To paraphrase what Elon once quipped, it shouldn’t take longer to apply for the rocket launch permit than it took to design the rocket in the first place.

The other side of this coin is spending cuts. And the low hanging fruit is hundreds of billions of dollars of unconscionable waste in the federal government. Yet when Elon tried to trim the fat he was chased out of town.

Why?

Naturally all politicians pretend to be anti-waste. But in reality they have an incentive to waste taxpayer funds… as long those funds end up in their state and district.

Politicians believe (and perhaps it’s true) that more federal money in their districts increases their chances of being re-elected.

This incentive structure is wrong; politicians are rewarded when they waste money and indebt the nation. They are almost never punished.
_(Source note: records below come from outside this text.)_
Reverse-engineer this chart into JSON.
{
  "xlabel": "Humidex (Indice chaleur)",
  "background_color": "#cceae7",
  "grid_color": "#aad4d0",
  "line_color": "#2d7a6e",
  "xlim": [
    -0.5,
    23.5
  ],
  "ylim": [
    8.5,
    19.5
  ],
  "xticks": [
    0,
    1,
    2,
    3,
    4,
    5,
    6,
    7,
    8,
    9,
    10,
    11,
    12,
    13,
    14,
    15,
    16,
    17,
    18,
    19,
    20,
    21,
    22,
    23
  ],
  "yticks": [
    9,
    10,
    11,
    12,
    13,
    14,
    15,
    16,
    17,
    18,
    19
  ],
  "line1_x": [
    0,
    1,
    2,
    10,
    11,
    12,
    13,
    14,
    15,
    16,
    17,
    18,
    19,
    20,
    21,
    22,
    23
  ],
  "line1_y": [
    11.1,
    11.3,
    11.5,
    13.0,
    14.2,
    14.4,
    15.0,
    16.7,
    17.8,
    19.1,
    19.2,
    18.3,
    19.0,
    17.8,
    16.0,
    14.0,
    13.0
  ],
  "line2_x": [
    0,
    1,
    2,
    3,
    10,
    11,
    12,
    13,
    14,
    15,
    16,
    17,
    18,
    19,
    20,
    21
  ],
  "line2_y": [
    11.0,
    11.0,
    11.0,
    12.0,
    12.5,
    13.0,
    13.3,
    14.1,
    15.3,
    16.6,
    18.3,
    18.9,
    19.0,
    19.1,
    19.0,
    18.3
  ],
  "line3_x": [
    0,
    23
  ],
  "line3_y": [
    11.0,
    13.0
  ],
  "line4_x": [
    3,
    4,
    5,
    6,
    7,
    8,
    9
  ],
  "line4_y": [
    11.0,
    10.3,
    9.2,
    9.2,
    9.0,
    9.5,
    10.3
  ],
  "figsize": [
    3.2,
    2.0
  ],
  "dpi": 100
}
Plus much of the waste benefits their donors, special interest groups, and secret projects that are funded through obscure federal programs.

So, again, the system has too many built-in incentives for more spending, not less spending.

There are other obvious solutions; Social Security’s major trust fund will run out of money in about 8 years (according to the program’s own trustees). It needs to be reformed. There’s no question.

And yet no one in Congress has the political courage to do so. The incentive structure encourages them to ignore the problem and kick the can down the road.

Perhaps the biggest challenge is that voters continue to elect some of the dumbest and most corrupt human beings on the planet to represent them in Congress.

A century ago, Davy Crockett stood up and defended taxpayers. Today, another Crockett— Jasmine Crockett of the State of Texas— idiotically claims that “it is not a criminal violation to enter the country illegally”.

Following up, after an illegal migrant brutally raped and murdered an American on US soil, Crockett referred to the victim as “a random dead person”, yet later insisted that “80% of the most violent crimes in this country are [committed by] white supremacists”.

This weekend she attended multiple “No Kings Day”, aka “No Common Sense Day” protests and promptly blamed all the country’s problems— from failing schools to rising crime— on Donald Trump.

Bizarrely, Ms. Crockett is a rising star… either because the election is completely rigged, or the people who vote for her are clueless and deranged. Either way it’s bad.

All of this is to explain why, as much as I hope that reason prevails and this debt problem is solved, I’m not holding my breath. And that’s why it’s so important to have a Plan B.